The Yes Girl was back.

She made an executive decision because that’s what Cora paid her for. Cupping his elbow, she gentled him forward through to the clinic.

“Come on through and let’s take care of it.”

5

“Does it hurt?”

“It stings more than hurts. I can’t believe that dog went nuts on me.”

“Oh, can’t you?”

Sarcasm noted.

“I was trying to help.”

“If you’d been on time, this probably wouldn’t have happened.” She grabbed some alcohol—the medical kind, unfortunately—and bandages from a cupboard. She’d taken him to what looked like an urgent care center at the animal shelter.

“How does me being late explain a dog you lost control of?”

Her eyes flashed. “I didn’t lose control. That was Bronte’s fault.”

Bronte?
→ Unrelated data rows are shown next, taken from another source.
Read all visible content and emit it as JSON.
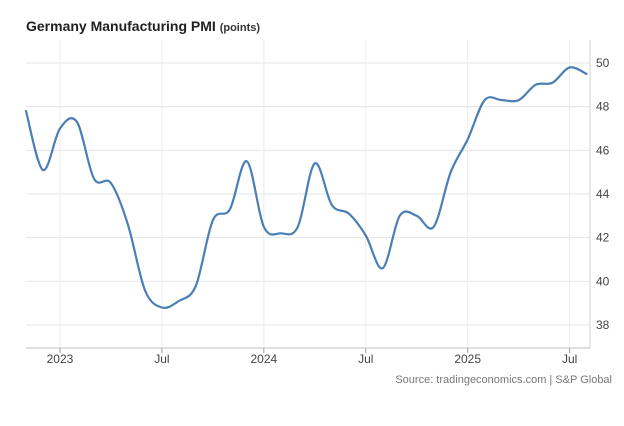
{
  "chart_data": {
    "type": "line",
    "title": "Germany Manufacturing PMI",
    "unit_label": "(points)",
    "source": "Source: tradingeconomics.com | S&P Global",
    "xlabel": "",
    "ylabel": "",
    "ylim": [
      37,
      51
    ],
    "y_ticks": [
      38,
      40,
      42,
      44,
      46,
      48,
      50
    ],
    "x_ticks": [
      {
        "label": "2023",
        "x": 0
      },
      {
        "label": "Jul",
        "x": 6
      },
      {
        "label": "2024",
        "x": 12
      },
      {
        "label": "Jul",
        "x": 18
      },
      {
        "label": "2025",
        "x": 24
      },
      {
        "label": "Jul",
        "x": 30
      }
    ],
    "grid": true,
    "line_color": "#4a7fb5",
    "series": [
      {
        "name": "Germany Manufacturing PMI",
        "x": [
          -2,
          -1,
          0,
          1,
          2,
          3,
          4,
          5,
          6,
          7,
          8,
          9,
          10,
          11,
          12,
          13,
          14,
          15,
          16,
          17,
          18,
          19,
          20,
          21,
          22,
          23,
          24,
          25,
          26,
          27,
          28,
          29,
          30,
          31
        ],
        "values": [
          47.8,
          45.1,
          47.0,
          47.3,
          44.7,
          44.5,
          42.6,
          39.6,
          38.8,
          39.1,
          39.8,
          42.8,
          43.3,
          45.5,
          42.5,
          42.2,
          42.5,
          45.4,
          43.5,
          43.1,
          42.1,
          40.6,
          43.0,
          43.0,
          42.5,
          45.0,
          46.5,
          48.3,
          48.3,
          48.3,
          49.0,
          49.1,
          49.8,
          49.5
        ]
      }
    ]
  }
}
Sounded like some tree-hugger type. “So you can’t control your employees.”

“Bronte’s not an employee. She’s a visitor, like you. And I’m a soft-hearted sap.”

She didn’t sound soft-hearted. She sounded like a humorless drone.

Right now, she was focused on cleaning his wound which gave him a chance to study her. Caramel blonde hair in a pile on her head with a cat whiskers clip. Apple-green eyes ringed by a streak of silver. An upturned nose, ruby-red lips, and color in her cheeks, probably because she was angry about having to fix him up.

She applied some ointment from a tube and he bit back the gasp at the sting.

“Wait, is that stuff for dogs?” He took another look around. This clinic must be for animals of the four-legged variety.

“Works just as well on cats.”

He pulled his hand away. “I don’t want cat medicine!”

“Cool your jets, hotshot. It’s antibacterial ointment, for humans. The people who work here get a lot of scratches and minor injuries.”

“Okay. But this is a vet’s clinic, right?”

“It is. We have a part-time vet in here most mornings. Sorry, you’re stuck with me.”

Funnily enough, he didn’t mind, especially as her actions were so gentle. Despite the humor deficit and clear-as-day annoyance with him, she had great hands, soft and supple as she applied the ointment to the wound with care and patched a gauze pad over it.

“Do the dogs usually go off the hook like that?”